Student Learning Outcome 1.1:
Develop interpretative analyses of the key concepts and theories that inform intersectional feminisms and their critiques through class discussions, forum responses, exams, and papers.
Student Learning Outcome 1.2:
Decenter white experiences of sex, gender, and sexuality through the planning, researching, and writing of a capstone paper that addresses oppression at the compounded intersections of sex, gender, sexuality, race, class, ability, ethnicity, nation, and region, utilizing a variety of inter- and trans-disciplinary approaches.
Student Learning Goal 2: Understand how feminist approaches to sex, gender, and sexuality (and their intersections) are changed by the institutionalization of queer and transgender studies, and how practices of gender non-conformity on Berea’s campus advance the College’s great, historical commitment to gender equity (i.e., the Sixth Great Commitment).
Student Learning Outcome 2.1:
Demonstrate an understanding of trans and queer studies by interrogating heteronormative assumptions about sex, gender, and sexuality (and their intersections) and drawing on perspectives from both inside and outside of class to intervene in queer and trans debates.
Student Learning Goal 3: Understand how feminist approaches to sex, gender, and sexuality (and their intersections) are changed by the study of dis/ability.
Student Learning Outcome 3.1:
Demonstrate an understanding of feminist and queer dis/ability studies or ‘crip’6 theory7 to interrogate heteronormative assumptions about embodiment and its relationship to the mind—or to one’s ‘felt-sense’ of sex, gender, and/or sexuality (and their intersections). Draw on perspectives from both inside and outside of class in order to form your own opinions within crip theory debates.

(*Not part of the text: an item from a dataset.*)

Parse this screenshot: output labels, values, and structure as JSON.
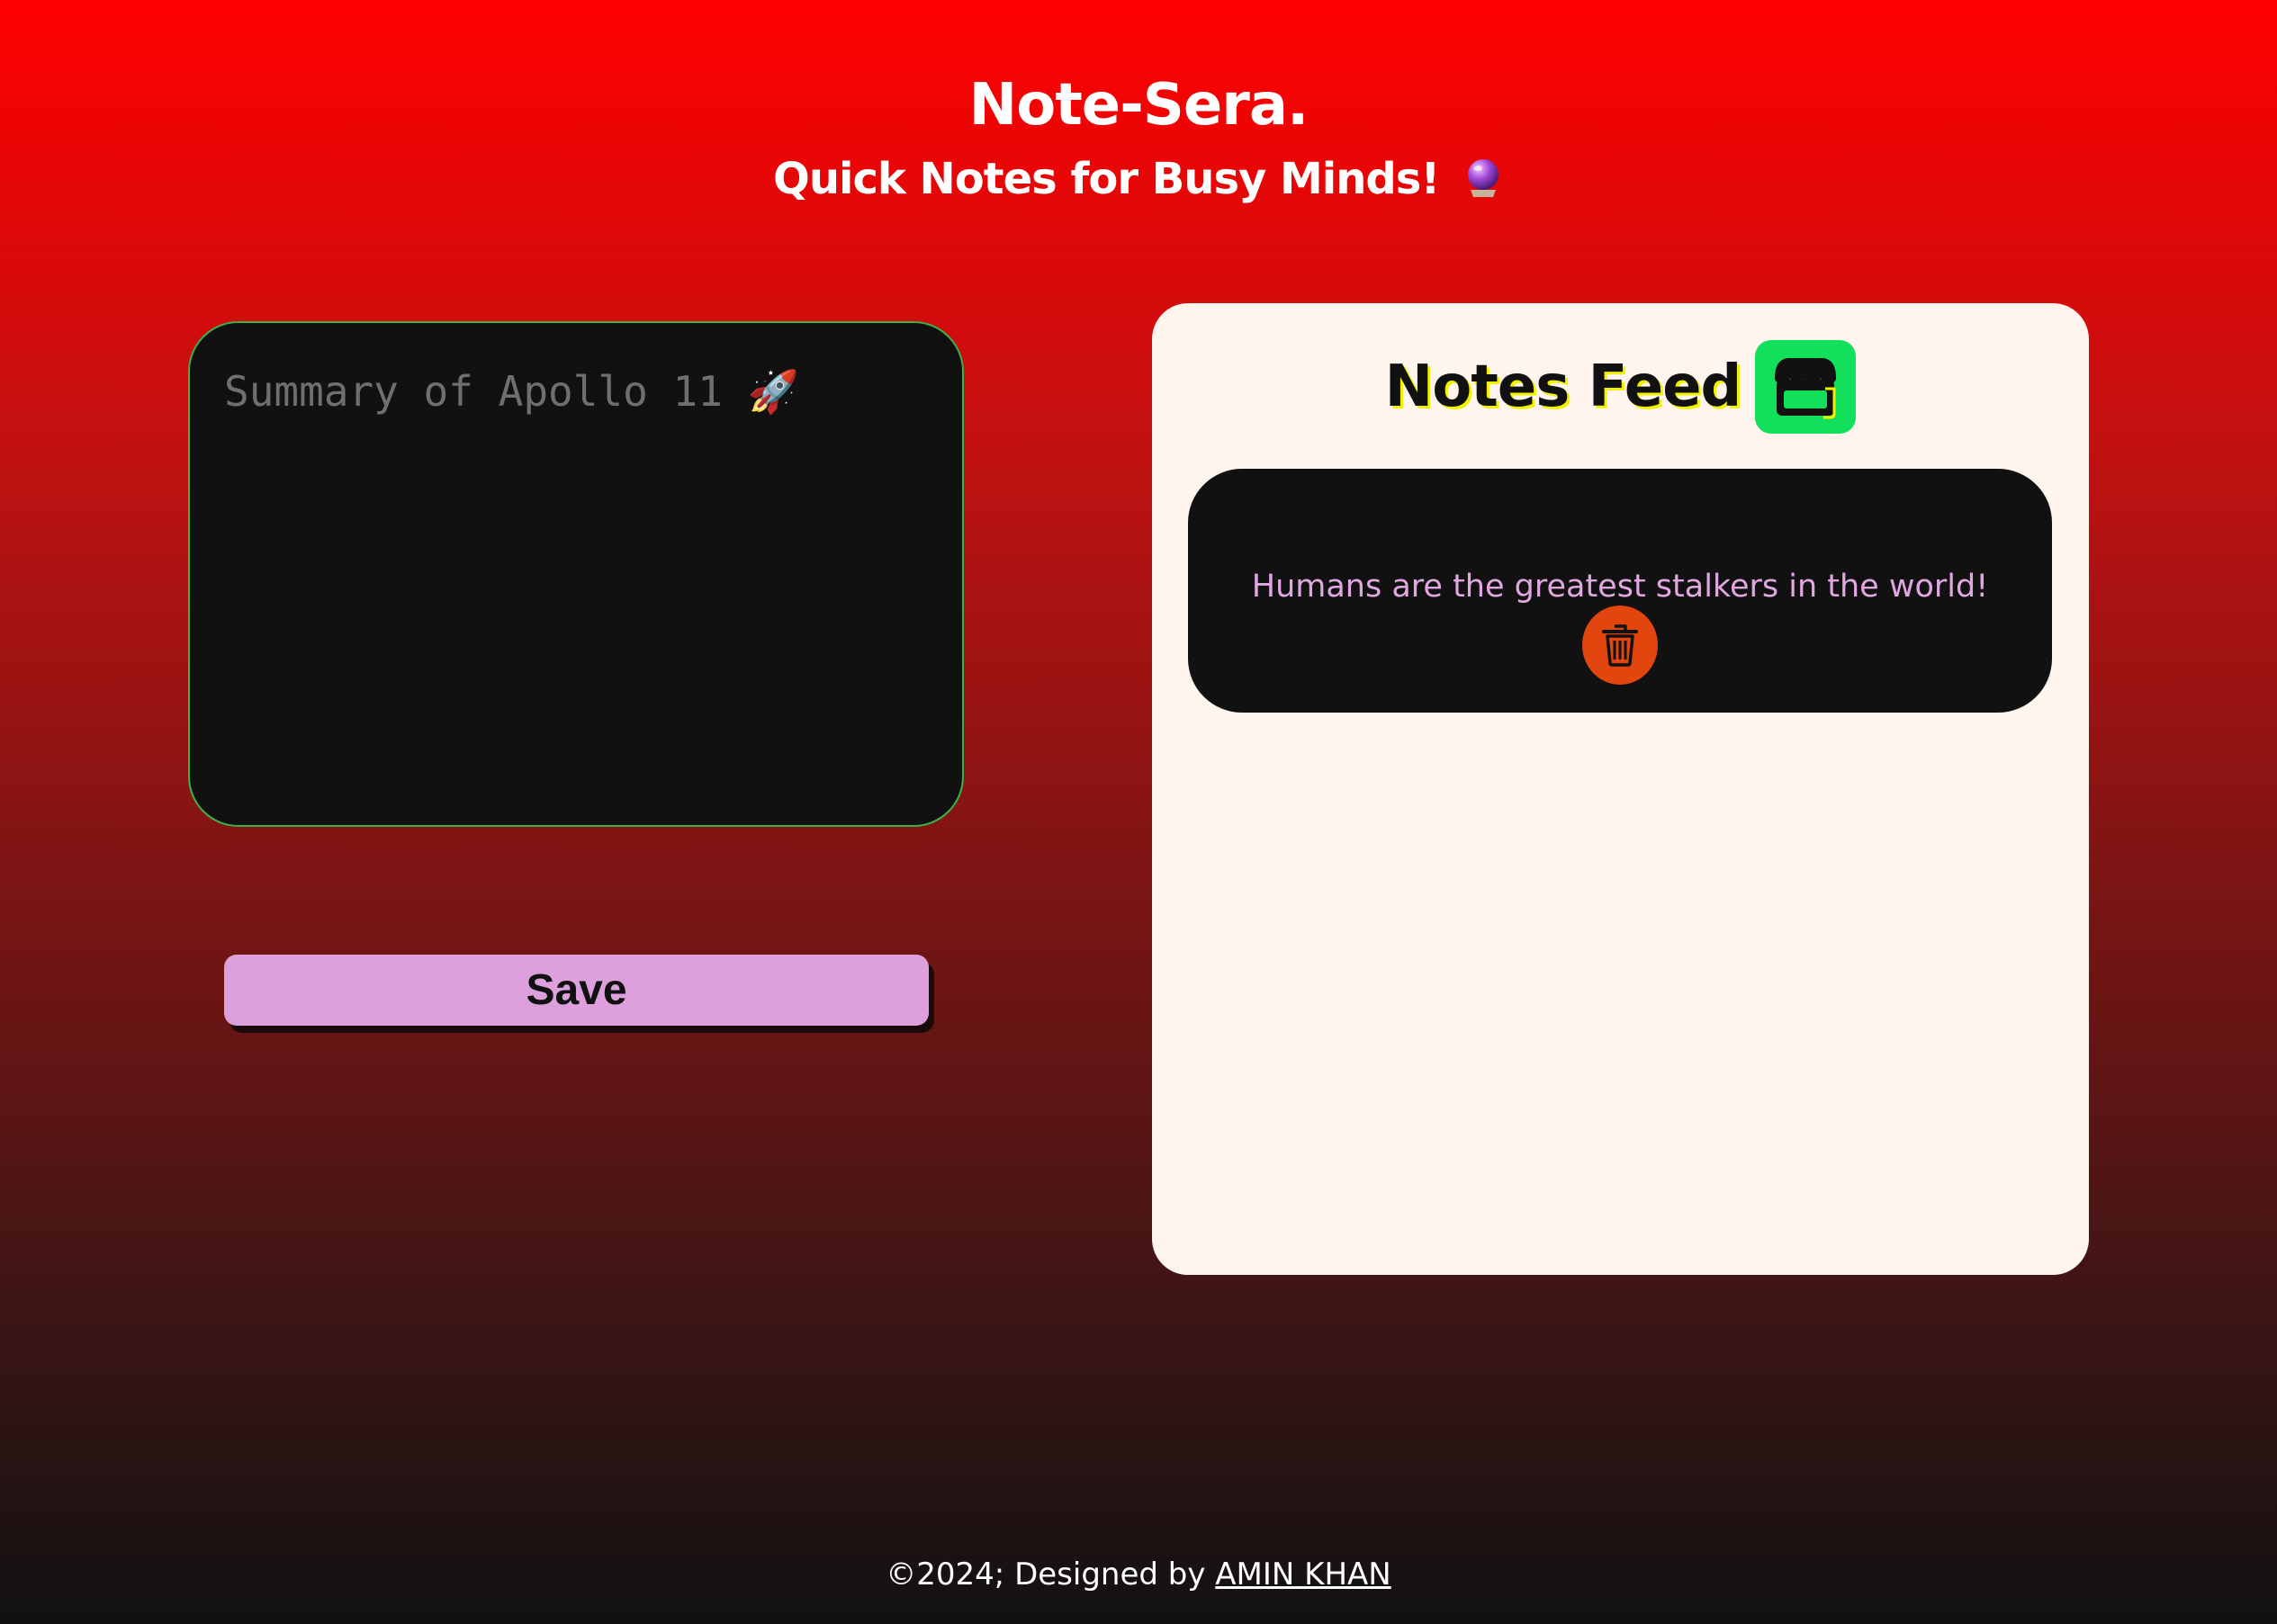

Student Learning Goal 4: Understand how feminist approaches to sex, gender, and sexuality (and their intersections) are changed by BIPOC (i.e., Indigenous and Black people of color) critiques, and how those critiques advance Berea College’s great, historical commitments to racial and gender equity (i.e., the Fifth and Sixth Great Commitments).

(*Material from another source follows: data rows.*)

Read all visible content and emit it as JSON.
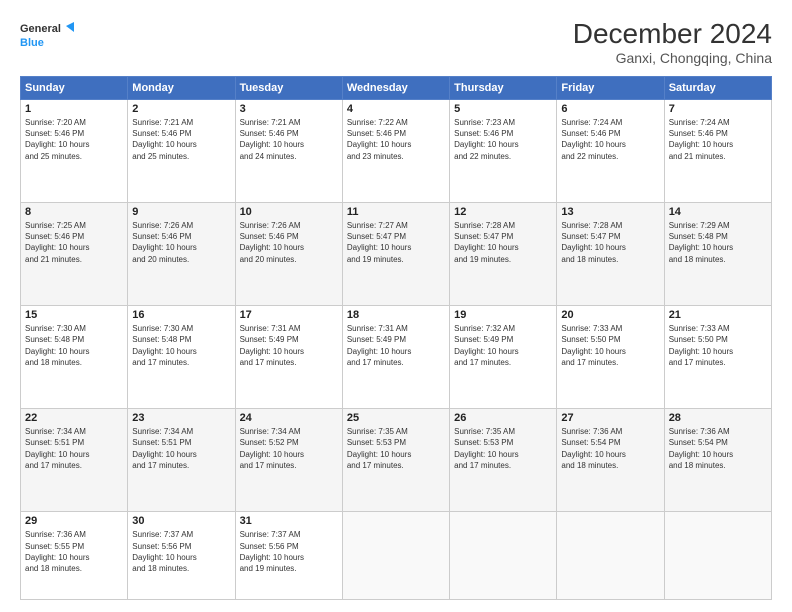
{
  "header": {
    "logo_line1": "General",
    "logo_line2": "Blue",
    "main_title": "December 2024",
    "subtitle": "Ganxi, Chongqing, China"
  },
  "days_of_week": [
    "Sunday",
    "Monday",
    "Tuesday",
    "Wednesday",
    "Thursday",
    "Friday",
    "Saturday"
  ],
  "weeks": [
    [
      {
        "day": "1",
        "info": "Sunrise: 7:20 AM\nSunset: 5:46 PM\nDaylight: 10 hours\nand 25 minutes."
      },
      {
        "day": "2",
        "info": "Sunrise: 7:21 AM\nSunset: 5:46 PM\nDaylight: 10 hours\nand 25 minutes."
      },
      {
        "day": "3",
        "info": "Sunrise: 7:21 AM\nSunset: 5:46 PM\nDaylight: 10 hours\nand 24 minutes."
      },
      {
        "day": "4",
        "info": "Sunrise: 7:22 AM\nSunset: 5:46 PM\nDaylight: 10 hours\nand 23 minutes."
      },
      {
        "day": "5",
        "info": "Sunrise: 7:23 AM\nSunset: 5:46 PM\nDaylight: 10 hours\nand 22 minutes."
      },
      {
        "day": "6",
        "info": "Sunrise: 7:24 AM\nSunset: 5:46 PM\nDaylight: 10 hours\nand 22 minutes."
      },
      {
        "day": "7",
        "info": "Sunrise: 7:24 AM\nSunset: 5:46 PM\nDaylight: 10 hours\nand 21 minutes."
      }
    ],
    [
      {
        "day": "8",
        "info": "Sunrise: 7:25 AM\nSunset: 5:46 PM\nDaylight: 10 hours\nand 21 minutes."
      },
      {
        "day": "9",
        "info": "Sunrise: 7:26 AM\nSunset: 5:46 PM\nDaylight: 10 hours\nand 20 minutes."
      },
      {
        "day": "10",
        "info": "Sunrise: 7:26 AM\nSunset: 5:46 PM\nDaylight: 10 hours\nand 20 minutes."
      },
      {
        "day": "11",
        "info": "Sunrise: 7:27 AM\nSunset: 5:47 PM\nDaylight: 10 hours\nand 19 minutes."
      },
      {
        "day": "12",
        "info": "Sunrise: 7:28 AM\nSunset: 5:47 PM\nDaylight: 10 hours\nand 19 minutes."
      },
      {
        "day": "13",
        "info": "Sunrise: 7:28 AM\nSunset: 5:47 PM\nDaylight: 10 hours\nand 18 minutes."
      },
      {
        "day": "14",
        "info": "Sunrise: 7:29 AM\nSunset: 5:48 PM\nDaylight: 10 hours\nand 18 minutes."
      }
    ],
    [
      {
        "day": "15",
        "info": "Sunrise: 7:30 AM\nSunset: 5:48 PM\nDaylight: 10 hours\nand 18 minutes."
      },
      {
        "day": "16",
        "info": "Sunrise: 7:30 AM\nSunset: 5:48 PM\nDaylight: 10 hours\nand 17 minutes."
      },
      {
        "day": "17",
        "info": "Sunrise: 7:31 AM\nSunset: 5:49 PM\nDaylight: 10 hours\nand 17 minutes."
      },
      {
        "day": "18",
        "info": "Sunrise: 7:31 AM\nSunset: 5:49 PM\nDaylight: 10 hours\nand 17 minutes."
      },
      {
        "day": "19",
        "info": "Sunrise: 7:32 AM\nSunset: 5:49 PM\nDaylight: 10 hours\nand 17 minutes."
      },
      {
        "day": "20",
        "info": "Sunrise: 7:33 AM\nSunset: 5:50 PM\nDaylight: 10 hours\nand 17 minutes."
      },
      {
        "day": "21",
        "info": "Sunrise: 7:33 AM\nSunset: 5:50 PM\nDaylight: 10 hours\nand 17 minutes."
      }
    ],
    [
      {
        "day": "22",
        "info": "Sunrise: 7:34 AM\nSunset: 5:51 PM\nDaylight: 10 hours\nand 17 minutes."
      },
      {
        "day": "23",
        "info": "Sunrise: 7:34 AM\nSunset: 5:51 PM\nDaylight: 10 hours\nand 17 minutes."
      },
      {
        "day": "24",
        "info": "Sunrise: 7:34 AM\nSunset: 5:52 PM\nDaylight: 10 hours\nand 17 minutes."
      },
      {
        "day": "25",
        "info": "Sunrise: 7:35 AM\nSunset: 5:53 PM\nDaylight: 10 hours\nand 17 minutes."
      },
      {
        "day": "26",
        "info": "Sunrise: 7:35 AM\nSunset: 5:53 PM\nDaylight: 10 hours\nand 17 minutes."
      },
      {
        "day": "27",
        "info": "Sunrise: 7:36 AM\nSunset: 5:54 PM\nDaylight: 10 hours\nand 18 minutes."
      },
      {
        "day": "28",
        "info": "Sunrise: 7:36 AM\nSunset: 5:54 PM\nDaylight: 10 hours\nand 18 minutes."
      }
    ],
    [
      {
        "day": "29",
        "info": "Sunrise: 7:36 AM\nSunset: 5:55 PM\nDaylight: 10 hours\nand 18 minutes."
      },
      {
        "day": "30",
        "info": "Sunrise: 7:37 AM\nSunset: 5:56 PM\nDaylight: 10 hours\nand 18 minutes."
      },
      {
        "day": "31",
        "info": "Sunrise: 7:37 AM\nSunset: 5:56 PM\nDaylight: 10 hours\nand 19 minutes."
      },
      {
        "day": "",
        "info": ""
      },
      {
        "day": "",
        "info": ""
      },
      {
        "day": "",
        "info": ""
      },
      {
        "day": "",
        "info": ""
      }
    ]
  ]
}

Student Learning Outcome 4.1:
Demonstrate an understanding of indigenous feminist studies to interrogate heteronormative assumptions about embodiment and the mind that reproduce colonial categories of sex and gender difference. Draw on perspectives from both inside and outside of class to form your own opinions about how to upend those categories.

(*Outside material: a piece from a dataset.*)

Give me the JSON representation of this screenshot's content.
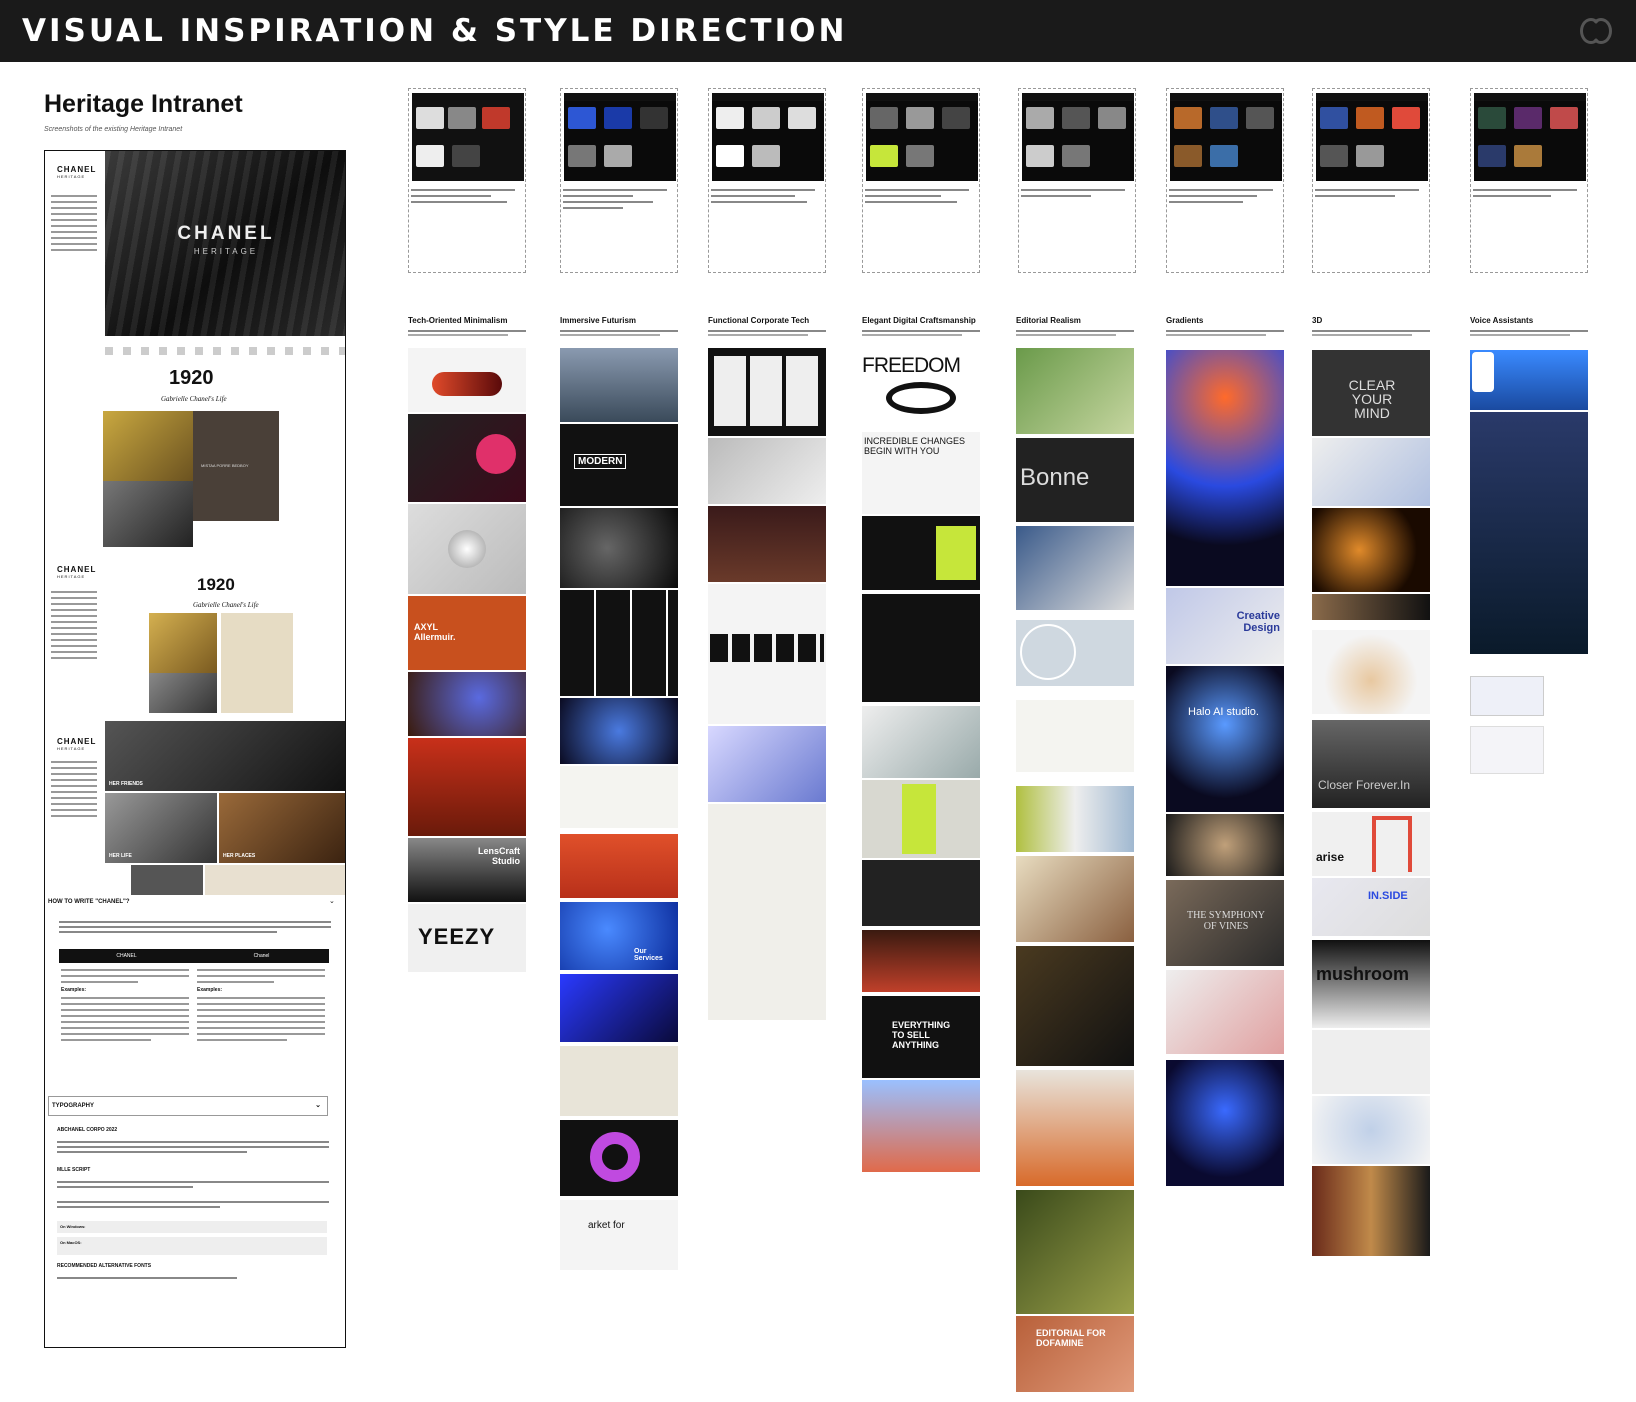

Student Learning Outcome 4.2:
Demonstrate an understanding of Black feminist theory to interrogate how the racial hierarchies that enslave Black people are the same ones that produce the sex and gender hierarchies that oppress women and femmes, drawing on perspectives from both inside and outside of class to intervene in those hierarchies.
Student Learning Goal 5: Learn new language and tools that have been used to dismantle intersectional oppression—what Berea College’s own late bell hooks describes as “imperialist white supremacist capitalist [cishetero] patriarchy”—and share those strategies with others, both on campus and in the larger contexts that our students navigate.
Student Learning Outcome 5.1:
Draw on perspectives from both inside and outside of class to imagine and enact new, non-hierarchical relationships that do away with race/ism and sex/gender oppression.
Student Learning Outcome 5.2:
Demonstrate an understanding of intersectional feminisms and their critiques by enacting a public service project that works towards social transformation on campus.